Adriana Silva observa que as políticas de assistência social, por meio dos Centros de Referência de Assistência Social (Cras), são as que melhor funcionam, mas que há muito a ser feito. “Falta investimento em capacitação profissional, aumento do número de creches em período integral, mais casas abrigo para acolher a mulher vítima de violência, aumento do número de delegacias especializadas da mulher, e também uma delegacia especializada em crimes raciais e intolerância religiosa.”

Representatividade

“As pessoas pretas precisam se ver nos lugares, nos palcos, na TV. Na minha época, eu não via uma violinista muito famosa preta igual tinha brancas”, destaca Jacqueline.

A violinista conta que já sentiu na prática os efeitos da representatividade feminina e negra em espaços há muito tempo negados. “Eu já vi muitas meninas pretas novas de projetos sociais que iam ao concerto porque eu estava lá. Elas esperavam eu descer do palco para me cumprimentar e falar comigo porque elas se viam ali. Viam que no futuro elas poderiam estar ali, ocupando aquele lugar.”

É com esse mesmo pensamento que Monique criou seu mais recente projeto, “Sou Negro”, que trata da importância da presença negra em todas as áreas da sociedade: “Representatividade é tudo. Eu acredito na arte como instrumento de transformação. Todos os meus projetos estão ligados a questões sociais. Seja o machismo, racismo e a intolerância religiosa. A arte tem a função de fazer pensar, trazer a reflexão”.

A sambista destaca ainda a importância da representatividade em todas as áreas da sociedade para a nova geração. “A arte, a cultura e o esporte são áreas em que nós, negros, já estamos, mas não vemos tanto na medicina, na área jurídica, na área de tecnologia. Queremos estar em todos os espaços.”
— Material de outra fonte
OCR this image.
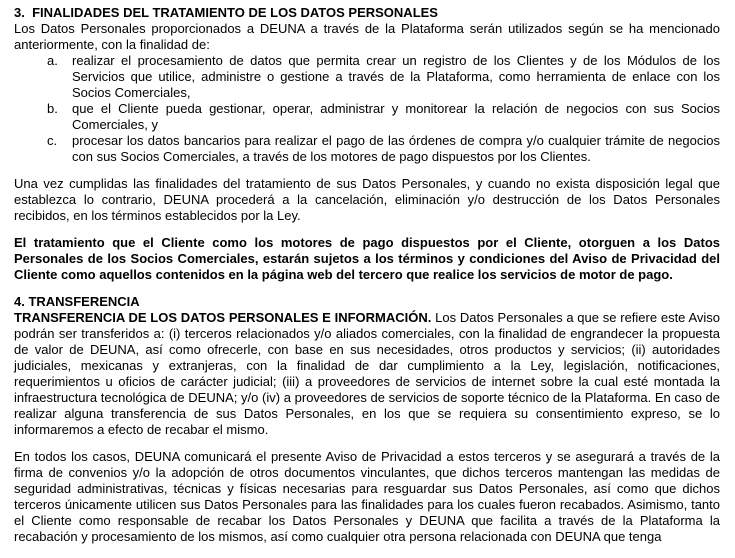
3.  FINALIDADES DEL TRATAMIENTO DE LOS DATOS PERSONALES
Los Datos Personales proporcionados a DEUNA a través de la Plataforma serán utilizados según se ha mencionado anteriormente, con la finalidad de:
a. realizar el procesamiento de datos que permita crear un registro de los Clientes y de los Módulos de los Servicios que utilice, administre o gestione a través de la Plataforma, como herramienta de enlace con los Socios Comerciales,
b. que el Cliente pueda gestionar, operar, administrar y monitorear la relación de negocios con sus Socios Comerciales, y
c. procesar los datos bancarios para realizar el pago de las órdenes de compra y/o cualquier trámite de negocios con sus Socios Comerciales, a través de los motores de pago dispuestos por los Clientes.

Una vez cumplidas las finalidades del tratamiento de sus Datos Personales, y cuando no exista disposición legal que establezca lo contrario, DEUNA procederá a la cancelación, eliminación y/o destrucción de los Datos Personales recibidos, en los términos establecidos por la Ley.

El tratamiento que el Cliente como los motores de pago dispuestos por el Cliente, otorguen a los Datos Personales de los Socios Comerciales, estarán sujetos a los términos y condiciones del Aviso de Privacidad del Cliente como aquellos contenidos en la página web del tercero que realice los servicios de motor de pago.

4. TRANSFERENCIA
TRANSFERENCIA DE LOS DATOS PERSONALES E INFORMACIÓN. Los Datos Personales a que se refiere este Aviso podrán ser transferidos a: (i) terceros relacionados y/o aliados comerciales, con la finalidad de engrandecer la propuesta de valor de DEUNA, así como ofrecerle, con base en sus necesidades, otros productos y servicios; (ii) autoridades judiciales, mexicanas y extranjeras, con la finalidad de dar cumplimiento a la Ley, legislación, notificaciones, requerimientos u oficios de carácter judicial; (iii) a proveedores de servicios de internet sobre la cual esté montada la infraestructura tecnológica de DEUNA; y/o (iv) a proveedores de servicios de soporte técnico de la Plataforma. En caso de realizar alguna transferencia de sus Datos Personales, en los que se requiera su consentimiento expreso, se lo informaremos a efecto de recabar el mismo.

En todos los casos, DEUNA comunicará el presente Aviso de Privacidad a estos terceros y se asegurará a través de la firma de convenios y/o la adopción de otros documentos vinculantes, que dichos terceros mantengan las medidas de seguridad administrativas, técnicas y físicas necesarias para resguardar sus Datos Personales, así como que dichos terceros únicamente utilicen sus Datos Personales para las finalidades para los cuales fueron recabados. Asimismo, tanto el Cliente como responsable de recabar los Datos Personales y DEUNA que facilita a través de la Plataforma la recabación y procesamiento de los mismos, así como cualquier otra persona relacionada con DEUNA que tenga
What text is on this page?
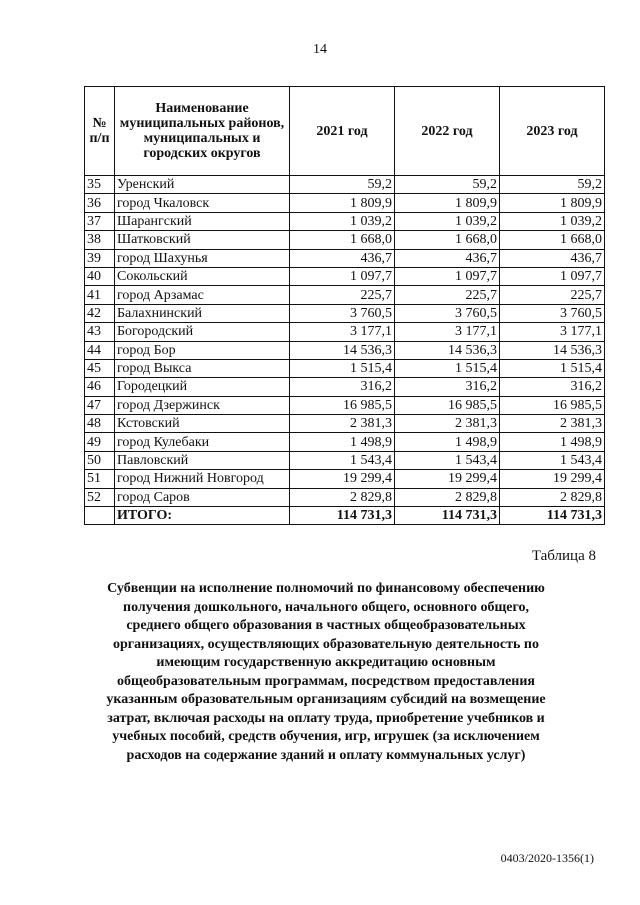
14
№ п/п	Наименование муниципальных районов, муниципальных и городских округов	2021 год	2022 год	2023 год
35	Уренский	59,2	59,2	59,2
36	город Чкаловск	1 809,9	1 809,9	1 809,9
37	Шарангский	1 039,2	1 039,2	1 039,2
38	Шатковский	1 668,0	1 668,0	1 668,0
39	город Шахунья	436,7	436,7	436,7
40	Сокольский	1 097,7	1 097,7	1 097,7
41	город Арзамас	225,7	225,7	225,7
42	Балахнинский	3 760,5	3 760,5	3 760,5
43	Богородский	3 177,1	3 177,1	3 177,1
44	город Бор	14 536,3	14 536,3	14 536,3
45	город Выкса	1 515,4	1 515,4	1 515,4
46	Городецкий	316,2	316,2	316,2
47	город Дзержинск	16 985,5	16 985,5	16 985,5
48	Кстовский	2 381,3	2 381,3	2 381,3
49	город Кулебаки	1 498,9	1 498,9	1 498,9
50	Павловский	1 543,4	1 543,4	1 543,4
51	город Нижний Новгород	19 299,4	19 299,4	19 299,4
52	город Саров	2 829,8	2 829,8	2 829,8
	ИТОГО:	114 731,3	114 731,3	114 731,3
Таблица 8
Субвенции на исполнение полномочий по финансовому обеспечению получения дошкольного, начального общего, основного общего, среднего общего образования в частных общеобразовательных организациях, осуществляющих образовательную деятельность по имеющим государственную аккредитацию основным общеобразовательным программам, посредством предоставления указанным образовательным организациям субсидий на возмещение затрат, включая расходы на оплату труда, приобретение учебников и учебных пособий, средств обучения, игр, игрушек (за исключением расходов на содержание зданий и оплату коммунальных услуг)
0403/2020-1356(1)
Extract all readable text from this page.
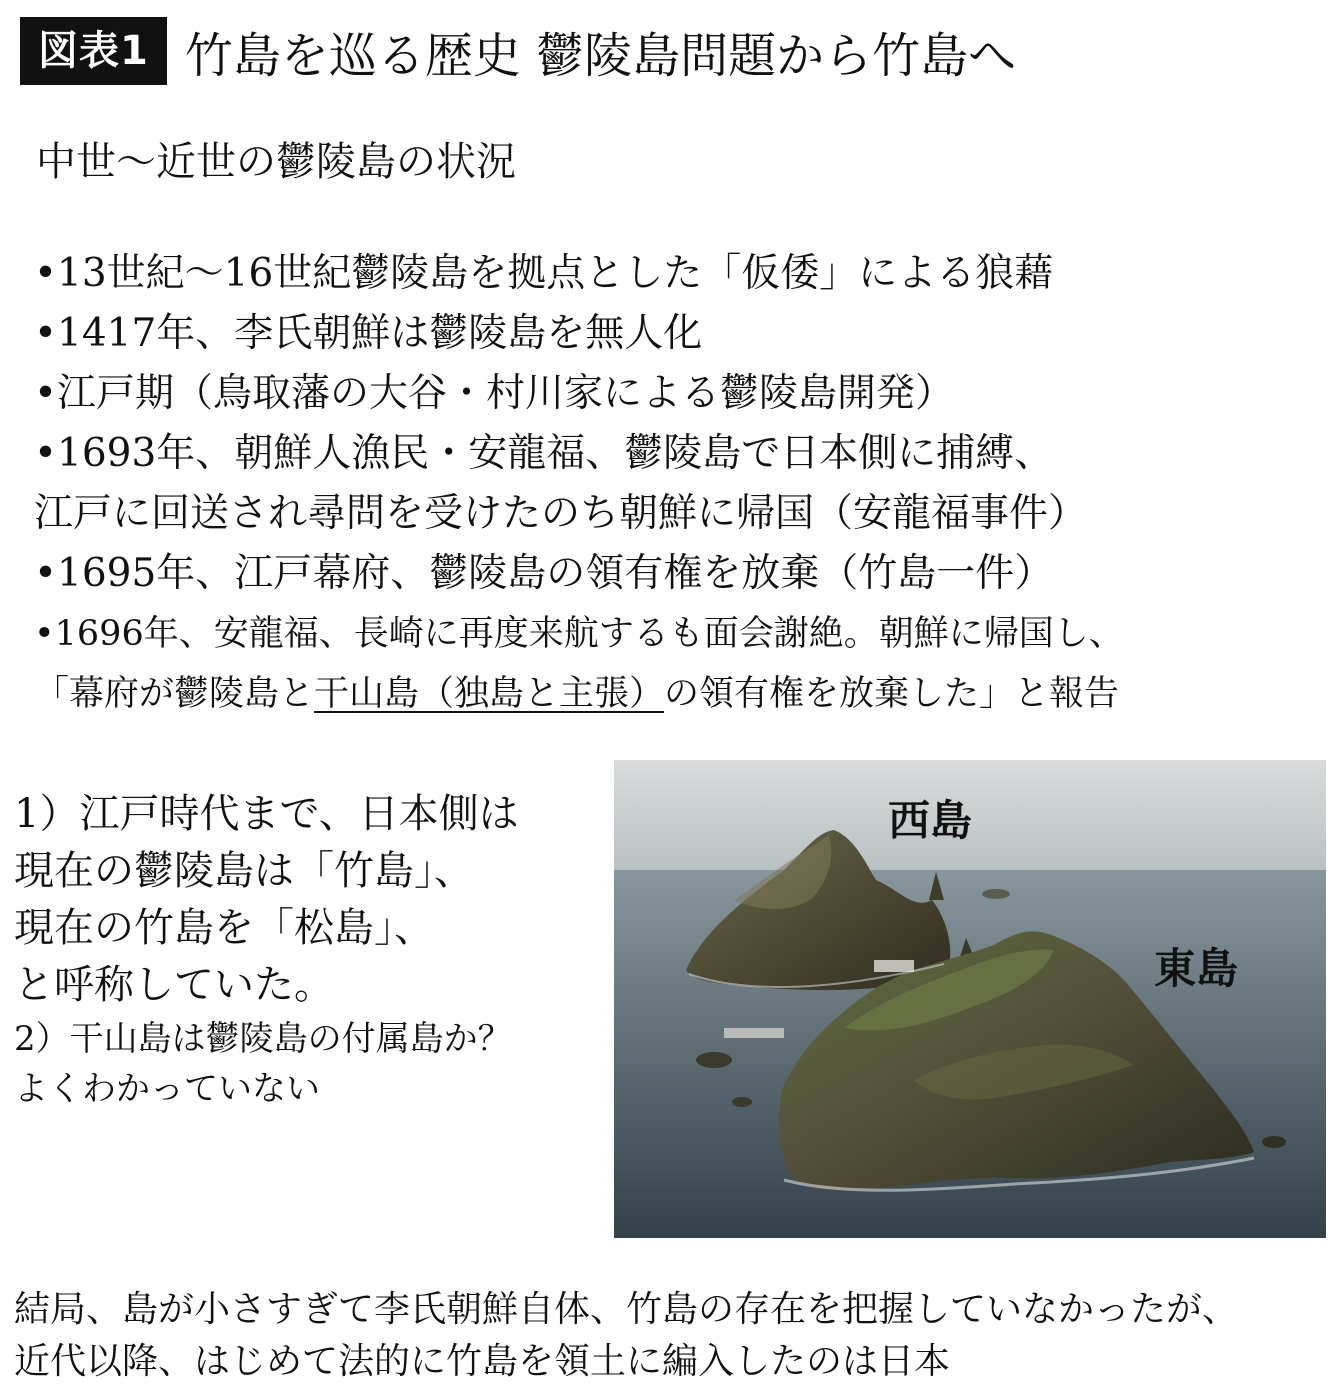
図表1 竹島を巡る歴史 鬱陵島問題から竹島へ
中世～近世の鬱陵島の状況
•13世紀～16世紀鬱陵島を拠点とした「仮倭」による狼藉
•1417年、李氏朝鮮は鬱陵島を無人化
•江戸期（鳥取藩の大谷・村川家による鬱陵島開発）
•1693年、朝鮮人漁民・安龍福、鬱陵島で日本側に捕縛、
江戸に回送され尋問を受けたのち朝鮮に帰国（安龍福事件）
•1695年、江戸幕府、鬱陵島の領有権を放棄（竹島一件）
•1696年、安龍福、長崎に再度来航するも面会謝絶。朝鮮に帰国し、
「幕府が鬱陵島と干山島（独島と主張）の領有権を放棄した」と報告
1）江戸時代まで、日本側は
現在の鬱陵島は「竹島」、
現在の竹島を「松島」、
と呼称していた。
2）干山島は鬱陵島の付属島か？
よくわかっていない
西島
東島
結局、島が小さすぎて李氏朝鮮自体、竹島の存在を把握していなかったが、
近代以降、はじめて法的に竹島を領土に編入したのは日本
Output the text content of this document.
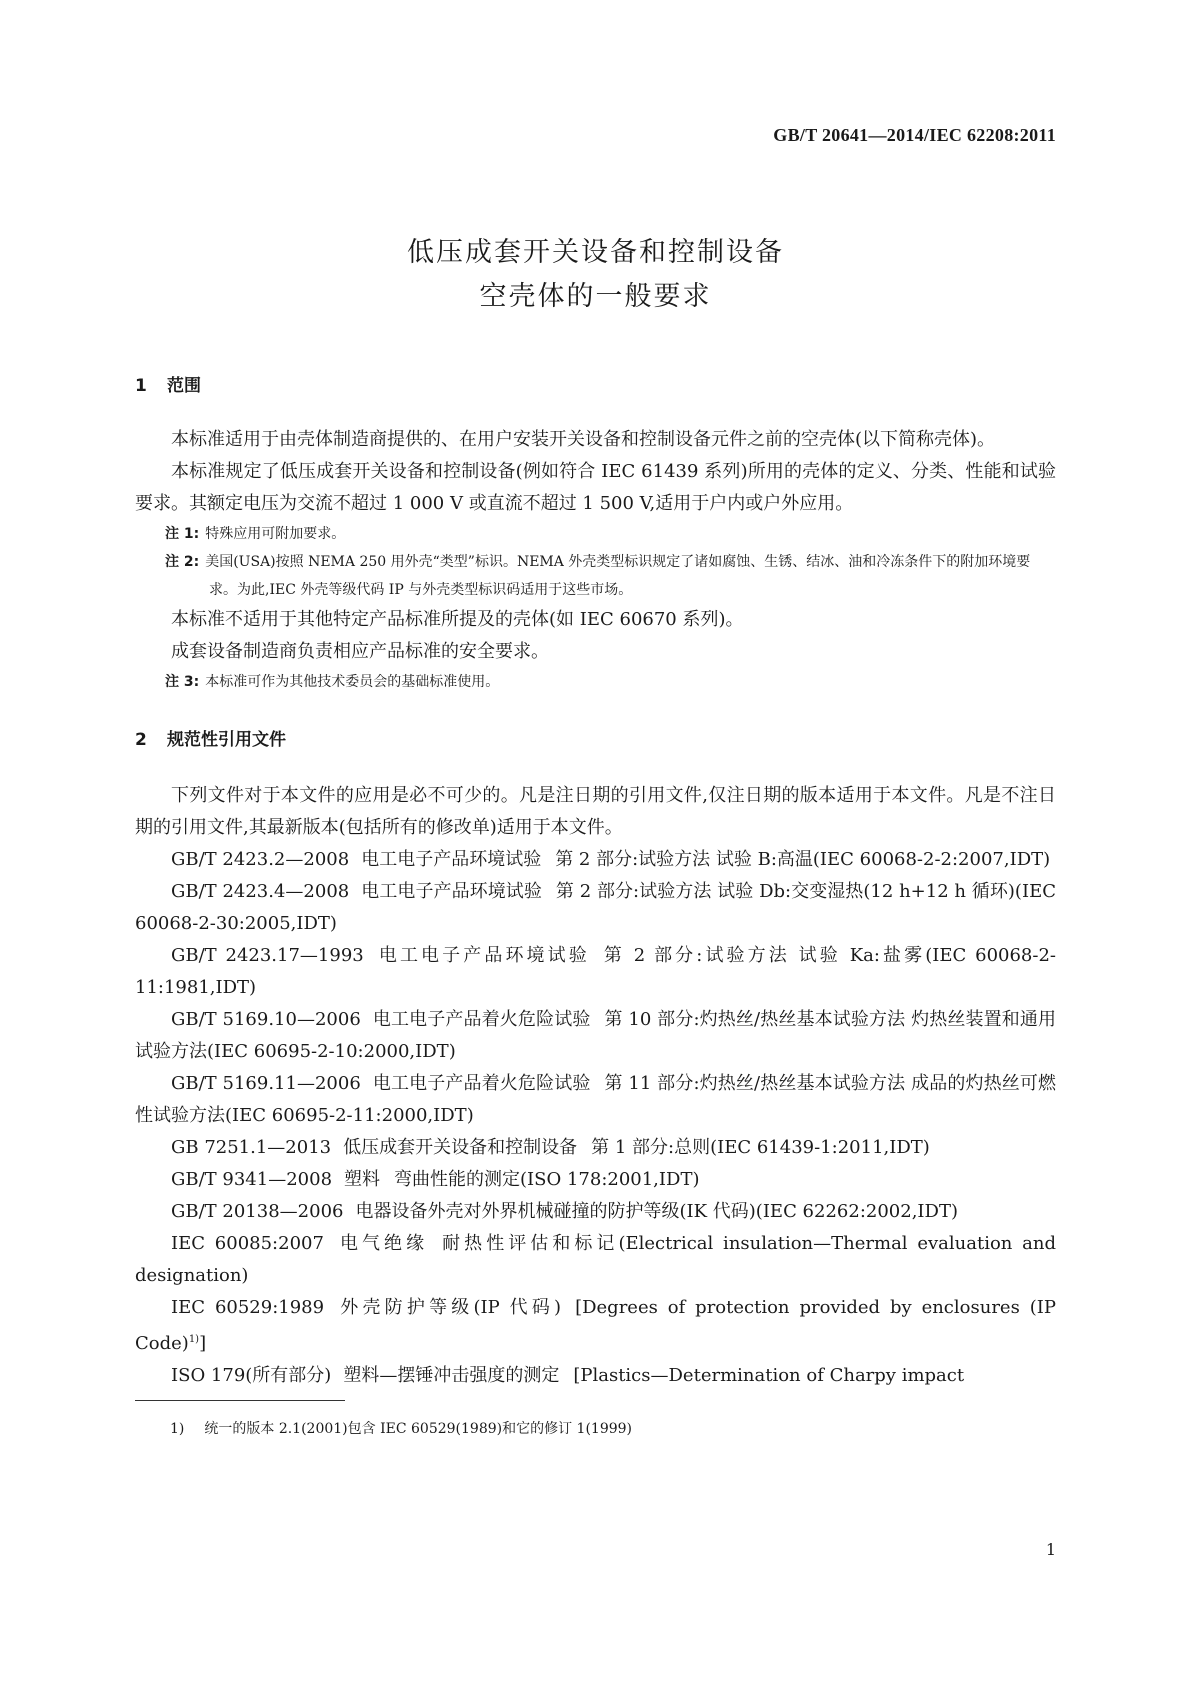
GB/T 20641—2014/IEC 62208:2011
低压成套开关设备和控制设备
空壳体的一般要求
1 范围

本标准适用于由壳体制造商提供的、在用户安装开关设备和控制设备元件之前的空壳体(以下简称壳体)。

本标准规定了低压成套开关设备和控制设备(例如符合 IEC 61439 系列)所用的壳体的定义、分类、性能和试验要求。其额定电压为交流不超过 1 000 V 或直流不超过 1 500 V,适用于户内或户外应用。

注 1: 特殊应用可附加要求。

注 2: 美国(USA)按照 NEMA 250 用外壳“类型”标识。NEMA 外壳类型标识规定了诸如腐蚀、生锈、结冰、油和冷冻条件下的附加环境要求。为此,IEC 外壳等级代码 IP 与外壳类型标识码适用于这些市场。

本标准不适用于其他特定产品标准所提及的壳体(如 IEC 60670 系列)。

成套设备制造商负责相应产品标准的安全要求。

注 3: 本标准可作为其他技术委员会的基础标准使用。

2 规范性引用文件

下列文件对于本文件的应用是必不可少的。凡是注日期的引用文件,仅注日期的版本适用于本文件。凡是不注日期的引用文件,其最新版本(包括所有的修改单)适用于本文件。

GB/T 2423.2—2008 电工电子产品环境试验 第 2 部分:试验方法 试验 B:高温(IEC 60068-2-2:2007,IDT)

GB/T 2423.4—2008 电工电子产品环境试验 第 2 部分:试验方法 试验 Db:交变湿热(12 h+12 h 循环)(IEC 60068-2-30:2005,IDT)

GB/T 2423.17—1993 电工电子产品环境试验 第 2 部分:试验方法 试验 Ka:盐雾(IEC 60068-2-11:1981,IDT)

GB/T 5169.10—2006 电工电子产品着火危险试验 第 10 部分:灼热丝/热丝基本试验方法 灼热丝装置和通用试验方法(IEC 60695-2-10:2000,IDT)

GB/T 5169.11—2006 电工电子产品着火危险试验 第 11 部分:灼热丝/热丝基本试验方法 成品的灼热丝可燃性试验方法(IEC 60695-2-11:2000,IDT)

GB 7251.1—2013 低压成套开关设备和控制设备 第 1 部分:总则(IEC 61439-1:2011,IDT)

GB/T 9341—2008 塑料 弯曲性能的测定(ISO 178:2001,IDT)

GB/T 20138—2006 电器设备外壳对外界机械碰撞的防护等级(IK 代码)(IEC 62262:2002,IDT)

IEC 60085:2007 电气绝缘 耐热性评估和标记(Electrical insulation—Thermal evaluation and designation)

IEC 60529:1989 外壳防护等级(IP 代码) [Degrees of protection provided by enclosures (IP Code)$^{1)}$]

ISO 179(所有部分) 塑料—摆锤冲击强度的测定 [Plastics—Determination of Charpy impact

1) 统一的版本 2.1(2001)包含 IEC 60529(1989)和它的修订 1(1999)
1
Morenna concorda com as colegas de profissão. “Quando não vemos mulheres negras em papéis importantes, em cargos de diretoria de empresas, de CEO, de técnicas, de professoras, de líderes, grandes artistas, jornalistas… A gente não tem referências. Eu cresci com poucas referências na mídia. Acaba que a gente não se reconhece nos corpos e por isso não consegue se inspirar. Precisamos ter referência de onde podemos chegar se tivermos oportunidade. Não é só questão de trabalho e merecimento, mas de haver oportunidade.”